The Hat epitomizes the fast-growing category of "designer hostels:" affordable properties geared toward the millennial set that boast sleek multi-person rooms, bumping weekend events, and unexpectedly generous breakfasts. Though you can find cheaper beds in the city, The Hat remains a steal considering its location—steps from the Plaza Mayor—and chic rooftop bar, which attracts a regular local crowd on the weekends.
All bright whites and blond woods, rooms at The Hat eschew the creaky metal bunks and uncozy atmosphere of most run-of-the-mill hostels. And they come in many sizes, catering to families, solo travelers, groups, and couples.
Female travelers may wish to opt for the "chicas"-only dormitory.
Whether shared or individual, the tidy and well-outfitted bathrooms at The Hat make you forget you’re in a hostel—and that’s a good thing. Environmentally conscious guests will appreciate the water-heating system fueled by biomass (olive pits, almond shells, and organic pellets).
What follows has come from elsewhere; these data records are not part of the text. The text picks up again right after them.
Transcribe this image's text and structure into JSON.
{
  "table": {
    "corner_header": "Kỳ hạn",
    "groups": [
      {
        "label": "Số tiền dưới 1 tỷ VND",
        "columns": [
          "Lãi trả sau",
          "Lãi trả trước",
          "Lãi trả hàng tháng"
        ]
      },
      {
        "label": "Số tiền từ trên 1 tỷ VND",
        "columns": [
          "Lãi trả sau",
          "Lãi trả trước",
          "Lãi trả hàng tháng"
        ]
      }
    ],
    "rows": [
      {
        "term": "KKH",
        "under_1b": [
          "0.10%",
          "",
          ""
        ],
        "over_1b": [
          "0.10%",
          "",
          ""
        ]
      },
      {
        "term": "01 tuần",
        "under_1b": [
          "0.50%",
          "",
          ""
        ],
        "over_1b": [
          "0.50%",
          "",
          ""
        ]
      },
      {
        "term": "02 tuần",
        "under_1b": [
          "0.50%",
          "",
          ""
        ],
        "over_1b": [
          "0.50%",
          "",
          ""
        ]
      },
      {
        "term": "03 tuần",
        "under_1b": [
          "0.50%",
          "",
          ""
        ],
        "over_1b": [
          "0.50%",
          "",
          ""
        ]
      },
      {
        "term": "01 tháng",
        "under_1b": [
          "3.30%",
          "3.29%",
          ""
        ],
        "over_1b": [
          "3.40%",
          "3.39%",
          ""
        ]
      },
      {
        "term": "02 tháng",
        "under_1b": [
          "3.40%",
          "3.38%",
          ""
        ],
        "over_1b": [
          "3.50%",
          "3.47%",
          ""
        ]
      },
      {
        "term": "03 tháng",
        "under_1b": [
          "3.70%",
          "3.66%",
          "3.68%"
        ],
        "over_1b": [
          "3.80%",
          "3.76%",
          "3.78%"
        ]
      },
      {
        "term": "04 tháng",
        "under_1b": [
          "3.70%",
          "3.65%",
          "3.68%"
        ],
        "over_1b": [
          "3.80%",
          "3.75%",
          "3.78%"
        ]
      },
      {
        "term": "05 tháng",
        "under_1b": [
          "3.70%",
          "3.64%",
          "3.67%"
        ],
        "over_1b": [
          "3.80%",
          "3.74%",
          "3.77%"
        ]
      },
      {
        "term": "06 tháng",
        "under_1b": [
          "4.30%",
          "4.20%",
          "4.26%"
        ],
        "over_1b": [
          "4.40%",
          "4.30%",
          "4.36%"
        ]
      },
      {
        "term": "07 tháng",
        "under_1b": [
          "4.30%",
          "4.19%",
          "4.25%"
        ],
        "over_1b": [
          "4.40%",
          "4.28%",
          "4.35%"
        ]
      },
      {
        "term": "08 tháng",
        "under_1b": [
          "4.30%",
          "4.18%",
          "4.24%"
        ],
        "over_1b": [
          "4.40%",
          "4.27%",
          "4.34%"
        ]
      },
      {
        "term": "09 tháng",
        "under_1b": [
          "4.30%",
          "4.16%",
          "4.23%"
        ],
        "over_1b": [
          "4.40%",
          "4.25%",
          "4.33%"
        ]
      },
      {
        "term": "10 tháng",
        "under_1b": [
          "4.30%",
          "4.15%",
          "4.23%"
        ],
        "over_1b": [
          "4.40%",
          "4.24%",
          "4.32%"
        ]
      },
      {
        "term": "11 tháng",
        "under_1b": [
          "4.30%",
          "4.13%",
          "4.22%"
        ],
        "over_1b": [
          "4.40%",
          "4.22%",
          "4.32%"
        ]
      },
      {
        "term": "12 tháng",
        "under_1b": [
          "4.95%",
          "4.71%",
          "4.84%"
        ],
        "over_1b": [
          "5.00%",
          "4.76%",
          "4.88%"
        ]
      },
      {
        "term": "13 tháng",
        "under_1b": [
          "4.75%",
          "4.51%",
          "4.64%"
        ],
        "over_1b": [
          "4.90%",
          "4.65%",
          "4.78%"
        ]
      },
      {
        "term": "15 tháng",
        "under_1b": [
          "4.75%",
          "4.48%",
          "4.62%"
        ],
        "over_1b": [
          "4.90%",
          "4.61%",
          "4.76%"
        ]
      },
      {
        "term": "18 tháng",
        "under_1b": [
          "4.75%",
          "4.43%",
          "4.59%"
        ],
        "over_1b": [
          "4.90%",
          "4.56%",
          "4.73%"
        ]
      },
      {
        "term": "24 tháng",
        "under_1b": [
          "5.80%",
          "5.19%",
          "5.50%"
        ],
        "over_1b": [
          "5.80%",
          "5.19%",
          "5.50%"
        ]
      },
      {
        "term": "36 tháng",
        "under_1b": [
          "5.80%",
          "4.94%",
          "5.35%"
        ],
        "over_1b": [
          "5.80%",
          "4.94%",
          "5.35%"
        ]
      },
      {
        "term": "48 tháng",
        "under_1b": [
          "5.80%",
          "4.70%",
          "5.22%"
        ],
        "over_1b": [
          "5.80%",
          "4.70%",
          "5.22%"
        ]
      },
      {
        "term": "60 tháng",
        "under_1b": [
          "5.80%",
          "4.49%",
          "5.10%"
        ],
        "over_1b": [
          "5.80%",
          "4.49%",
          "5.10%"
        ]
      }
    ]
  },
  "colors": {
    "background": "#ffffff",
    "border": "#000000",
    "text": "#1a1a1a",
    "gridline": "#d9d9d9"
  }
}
Doubling as an event space, the lobby at The Hat is a buzzy bar and lounge whose layout is ideal for relaxing and mingling alike.
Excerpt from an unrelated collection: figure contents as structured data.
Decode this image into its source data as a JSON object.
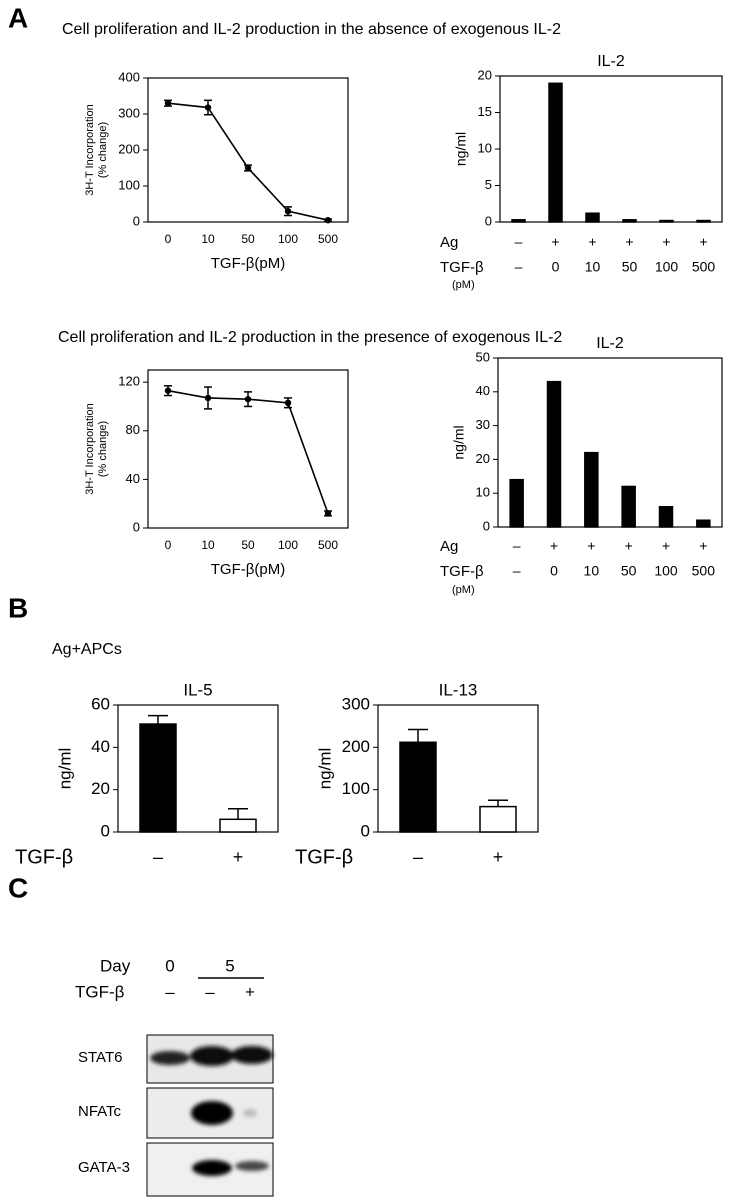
{
  "panel_labels": [
    "A",
    "B",
    "C"
  ],
  "section_titles": [
    "Cell proliferation and IL-2 production in the absence of exogenous IL-2",
    "Cell proliferation and IL-2 production in the presence of exogenous IL-2"
  ],
  "condition_label": "Ag+APCs",
  "chart_data": [
    {
      "type": "line",
      "xlabel": "TGF-β(pM)",
      "ylabel": [
        "3H-T Incorporation",
        "(% change)"
      ],
      "categories": [
        "0",
        "10",
        "50",
        "100",
        "500"
      ],
      "values": [
        330,
        318,
        150,
        30,
        5
      ],
      "errors": [
        8,
        20,
        8,
        12,
        3
      ],
      "ylim": [
        0,
        400
      ],
      "yticks": [
        0,
        100,
        200,
        300,
        400
      ],
      "color": "#000000"
    },
    {
      "type": "bar",
      "title": "IL-2",
      "ylabel": "ng/ml",
      "category_rows": [
        {
          "name": "Ag",
          "labels": [
            "–",
            "+",
            "+",
            "+",
            "+",
            "+"
          ]
        },
        {
          "name": "TGF-β",
          "unit": "(pM)",
          "labels": [
            "–",
            "0",
            "10",
            "50",
            "100",
            "500"
          ]
        }
      ],
      "values": [
        0.3,
        19,
        1.2,
        0.3,
        0.2,
        0.2
      ],
      "ylim": [
        0,
        20
      ],
      "yticks": [
        0,
        5,
        10,
        15,
        20
      ],
      "color": "#000000"
    },
    {
      "type": "line",
      "xlabel": "TGF-β(pM)",
      "ylabel": [
        "3H-T Incorporation",
        "(% change)"
      ],
      "categories": [
        "0",
        "10",
        "50",
        "100",
        "500"
      ],
      "values": [
        113,
        107,
        106,
        103,
        12
      ],
      "errors": [
        4,
        9,
        6,
        4,
        2
      ],
      "ylim": [
        0,
        130
      ],
      "yticks": [
        0,
        40,
        80,
        120
      ],
      "color": "#000000"
    },
    {
      "type": "bar",
      "title": "IL-2",
      "ylabel": "ng/ml",
      "category_rows": [
        {
          "name": "Ag",
          "labels": [
            "–",
            "+",
            "+",
            "+",
            "+",
            "+"
          ]
        },
        {
          "name": "TGF-β",
          "unit": "(pM)",
          "labels": [
            "–",
            "0",
            "10",
            "50",
            "100",
            "500"
          ]
        }
      ],
      "values": [
        14,
        43,
        22,
        12,
        6,
        2
      ],
      "ylim": [
        0,
        50
      ],
      "yticks": [
        0,
        10,
        20,
        30,
        40,
        50
      ],
      "color": "#000000"
    },
    {
      "type": "bar",
      "title": "IL-5",
      "ylabel": "ng/ml",
      "category_rows": [
        {
          "name": "TGF-β",
          "labels": [
            "–",
            "+"
          ]
        }
      ],
      "values": [
        51,
        6
      ],
      "errors": [
        4,
        5
      ],
      "colors": [
        "#000000",
        "#ffffff"
      ],
      "ylim": [
        0,
        60
      ],
      "yticks": [
        0,
        20,
        40,
        60
      ]
    },
    {
      "type": "bar",
      "title": "IL-13",
      "ylabel": "ng/ml",
      "category_rows": [
        {
          "name": "TGF-β",
          "labels": [
            "–",
            "+"
          ]
        }
      ],
      "values": [
        212,
        60
      ],
      "errors": [
        30,
        15
      ],
      "colors": [
        "#000000",
        "#ffffff"
      ],
      "ylim": [
        0,
        300
      ],
      "yticks": [
        0,
        100,
        200,
        300
      ]
    }
  ],
  "blot": {
    "header_rows": [
      {
        "label": "Day",
        "labels": [
          "0",
          "5"
        ]
      },
      {
        "label": "TGF-β",
        "labels": [
          "–",
          "–",
          "+"
        ]
      }
    ],
    "rows": [
      "STAT6",
      "NFATc",
      "GATA-3"
    ]
  }
}
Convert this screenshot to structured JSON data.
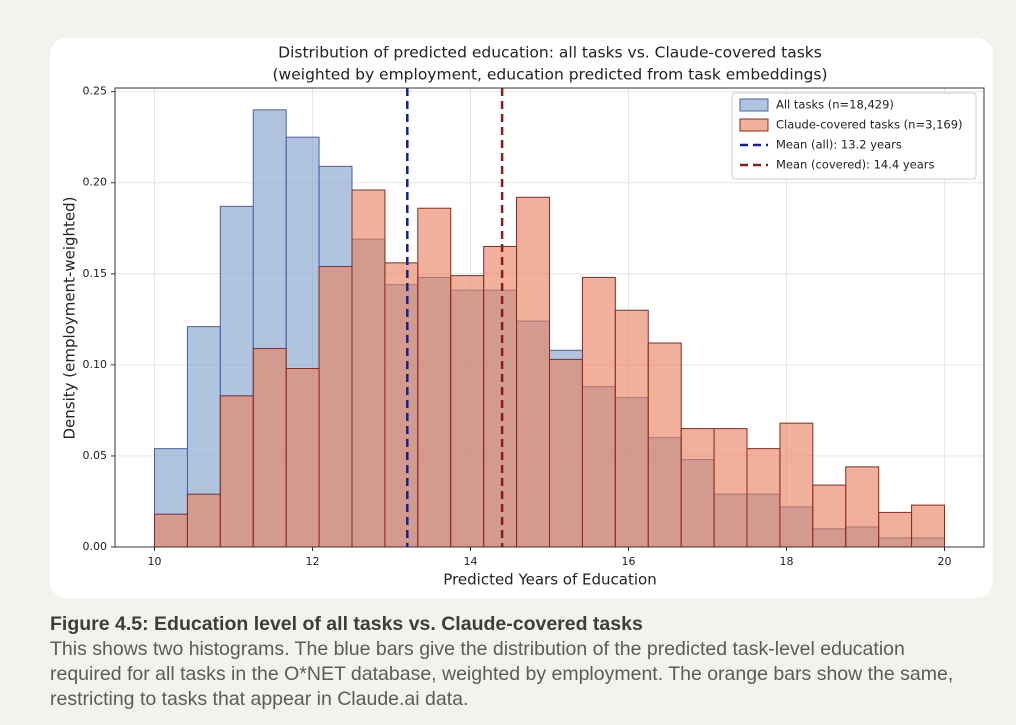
{
  "chart_data": {
    "type": "histogram",
    "title": "Distribution of predicted education: all tasks vs. Claude-covered tasks",
    "subtitle": "(weighted by employment, education predicted from task embeddings)",
    "x_label": "Predicted Years of Education",
    "y_label": "Density (employment-weighted)",
    "bins": [
      10,
      10.417,
      10.833,
      11.25,
      11.667,
      12.083,
      12.5,
      12.917,
      13.333,
      13.75,
      14.167,
      14.583,
      15,
      15.417,
      15.833,
      16.25,
      16.667,
      17.083,
      17.5,
      17.917,
      18.333,
      18.75,
      19.167,
      19.583,
      20
    ],
    "series": [
      {
        "name": "All tasks (n=18,429)",
        "color": "#7f9fcb",
        "edge_color": "#4a5fa8",
        "values": [
          0.054,
          0.121,
          0.187,
          0.24,
          0.225,
          0.209,
          0.169,
          0.144,
          0.148,
          0.141,
          0.141,
          0.124,
          0.108,
          0.088,
          0.082,
          0.06,
          0.048,
          0.029,
          0.029,
          0.022,
          0.01,
          0.011,
          0.005,
          0.005
        ]
      },
      {
        "name": "Claude-covered tasks (n=3,169)",
        "color": "#e8805e",
        "edge_color": "#8b2a1a",
        "values": [
          0.018,
          0.029,
          0.083,
          0.109,
          0.098,
          0.154,
          0.196,
          0.156,
          0.186,
          0.149,
          0.165,
          0.192,
          0.103,
          0.148,
          0.13,
          0.112,
          0.065,
          0.065,
          0.054,
          0.068,
          0.034,
          0.044,
          0.019,
          0.023
        ]
      }
    ],
    "mean_lines": [
      {
        "name": "Mean (all): 13.2 years",
        "value": 13.2,
        "color": "#14208c"
      },
      {
        "name": "Mean (covered): 14.4 years",
        "value": 14.4,
        "color": "#8b1c1c"
      }
    ],
    "xlim": [
      9.5,
      20.5
    ],
    "xticks": [
      10,
      12,
      14,
      16,
      18,
      20
    ],
    "ylim": [
      0,
      0.252
    ],
    "yticks": [
      {
        "value": 0,
        "label": "0.00"
      },
      {
        "value": 0.05,
        "label": "0.05"
      },
      {
        "value": 0.1,
        "label": "0.10"
      },
      {
        "value": 0.15,
        "label": "0.15"
      },
      {
        "value": 0.2,
        "label": "0.20"
      },
      {
        "value": 0.25,
        "label": "0.25"
      }
    ],
    "grid": true,
    "legend": "upper right"
  },
  "figure_caption": {
    "title": "Figure 4.5: Education level of all tasks vs. Claude-covered tasks",
    "text": "This shows two histograms. The blue bars give the distribution of the predicted task-level education required for all tasks in the O*NET database, weighted by employment. The orange bars show the same, restricting to tasks that appear in Claude.ai data."
  }
}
Debatably the best hostel breakfast in town, The Hat’s buffet features fresh-squeezed OJ and a wide variety of fruit and breads. Weather permitting, savor your morning meal on the rooftop terrace.
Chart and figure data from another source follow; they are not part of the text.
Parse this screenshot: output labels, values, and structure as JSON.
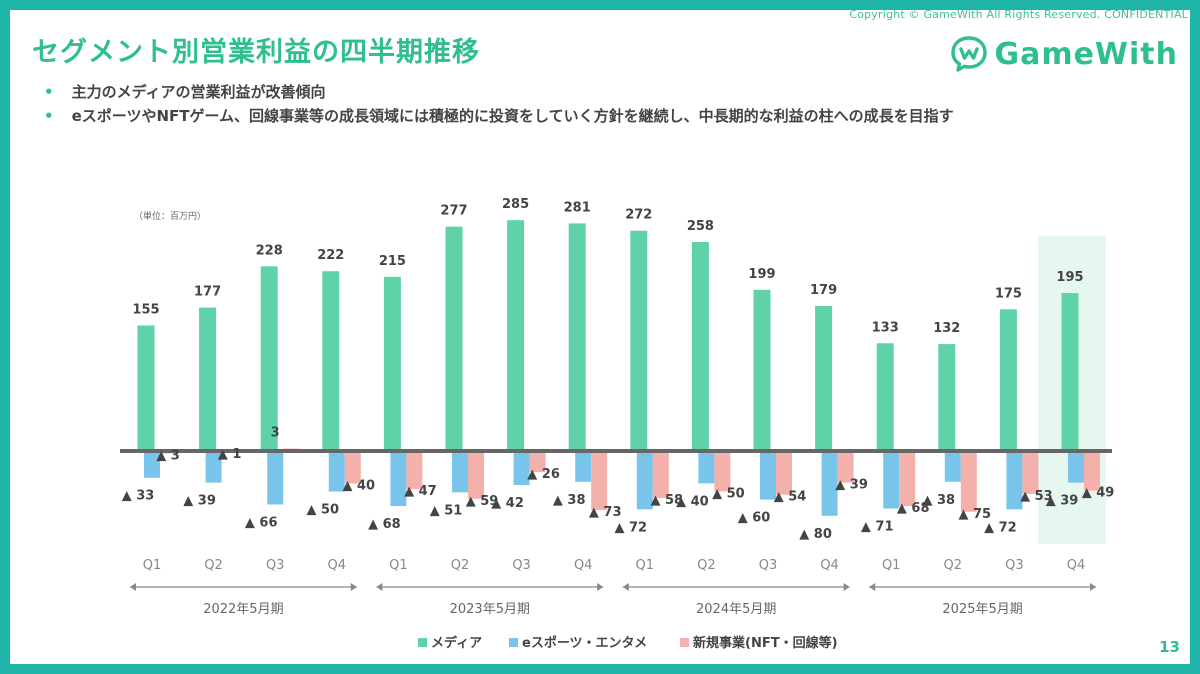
{
  "header": {
    "copyright": "Copyright © GameWith All Rights Reserved. CONFIDENTIAL",
    "title": "セグメント別営業利益の四半期推移",
    "logo_text": "GameWith",
    "page_number": "13"
  },
  "bullets": [
    "主力のメディアの営業利益が改善傾向",
    "eスポーツやNFTゲーム、回線事業等の成長領域には積極的に投資をしていく方針を継続し、中長期的な利益の柱への成長を目指す"
  ],
  "colors": {
    "frame": "#1fb4a8",
    "accent": "#2fbf8f",
    "media": "#5fd3a7",
    "esports": "#79c4ea",
    "new_biz": "#f4b1ac",
    "highlight": "#e6f7ef"
  },
  "chart_data": {
    "type": "bar",
    "unit_label": "（単位：百万円）",
    "categories": [
      "Q1",
      "Q2",
      "Q3",
      "Q4",
      "Q1",
      "Q2",
      "Q3",
      "Q4",
      "Q1",
      "Q2",
      "Q3",
      "Q4",
      "Q1",
      "Q2",
      "Q3",
      "Q4"
    ],
    "groups": [
      {
        "label": "2022年5月期",
        "quarters": 4
      },
      {
        "label": "2023年5月期",
        "quarters": 4
      },
      {
        "label": "2024年5月期",
        "quarters": 4
      },
      {
        "label": "2025年5月期",
        "quarters": 4
      }
    ],
    "series": [
      {
        "name": "メディア",
        "color": "#5fd3a7",
        "values": [
          155,
          177,
          228,
          222,
          215,
          277,
          285,
          281,
          272,
          258,
          199,
          179,
          133,
          132,
          175,
          195
        ],
        "labels": [
          "155",
          "177",
          "228",
          "222",
          "215",
          "277",
          "285",
          "281",
          "272",
          "258",
          "199",
          "179",
          "133",
          "132",
          "175",
          "195"
        ]
      },
      {
        "name": "eスポーツ・エンタメ",
        "color": "#79c4ea",
        "values": [
          -33,
          -39,
          -66,
          -50,
          -68,
          -51,
          -42,
          -38,
          -72,
          -40,
          -60,
          -80,
          -71,
          -38,
          -72,
          -39
        ],
        "labels": [
          "▲ 33",
          "▲ 39",
          "▲ 66",
          "▲ 50",
          "▲ 68",
          "▲ 51",
          "▲ 42",
          "▲ 38",
          "▲ 72",
          "▲ 40",
          "▲ 60",
          "▲ 80",
          "▲ 71",
          "▲ 38",
          "▲ 72",
          "▲ 39"
        ]
      },
      {
        "name": "新規事業(NFT・回線等)",
        "color": "#f4b1ac",
        "values": [
          -3,
          -1,
          3,
          -40,
          -47,
          -59,
          -26,
          -73,
          -58,
          -50,
          -54,
          -39,
          -68,
          -75,
          -53,
          -49
        ],
        "labels": [
          "▲ 3",
          "▲ 1",
          "3",
          "▲ 40",
          "▲ 47",
          "▲ 59",
          "▲ 26",
          "▲ 73",
          "▲ 58",
          "▲ 50",
          "▲ 54",
          "▲ 39",
          "▲ 68",
          "▲ 75",
          "▲ 53",
          "▲ 49"
        ]
      }
    ],
    "highlight_index": 15,
    "legend_position": "bottom"
  }
}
The Hat’s rooftop bar is one of the city’s hidden hotspots—a place where international visitors rub shoulders with Madrid trendsters over cocktails and cañas (Madrid slang for a half-pint).
YOU SHOULD KNOW A popular bar means noisy nights for guests, especially those staying on the fourth floor. Pack your earplugs.
You’re in the thick of things at The Hat, whose entrance is steps from the Plaza Mayor, the main square in Madrid’s historic center. The city sites outside the immediate vicinity are easily accessible via metro at Tirso de Molina (Line 1) and La Latina (Line 5).
The Hat is located a few hundred yards from the posh Mercado de San Miguel, a renovated turn-of-the-century market whose bustling tapas stalls sit beneath a glass dome. After an aperitivo there, meander down to stalwart restaurants Casa Lucio and Casa Lucas on Cava Baja, Madrid’s most archetypal, if slightly touristy, tapas street.
The best way to wile away an evening in Madrid is on an outdoor terraza, and the adjacent neighborhood of La Latina is home to some of the most desirable al fresco spots. Start your evening at Bahiana, whose cocktails, tapas, and beachy vibes lure local celebrities. Then make your way to the newly opened Federal Café Conde de Barajas for a couple of ice-cold beers, and round out the night at Leka Leka, a gastrobar with irresistible finger food.
WHY WE LIKE IT
The Hat hits the sweet spot when it comes to value, particularly for younger travelers who can’t afford to splurge on a traditional hotel room but don’t want to slum it in a traditional hostel, either. The multi-person room setups are also perfect for families with children. The rooftop bar, lively lobby, and inviting interiors make The Hat the city’s best and most vibrant low-budget option.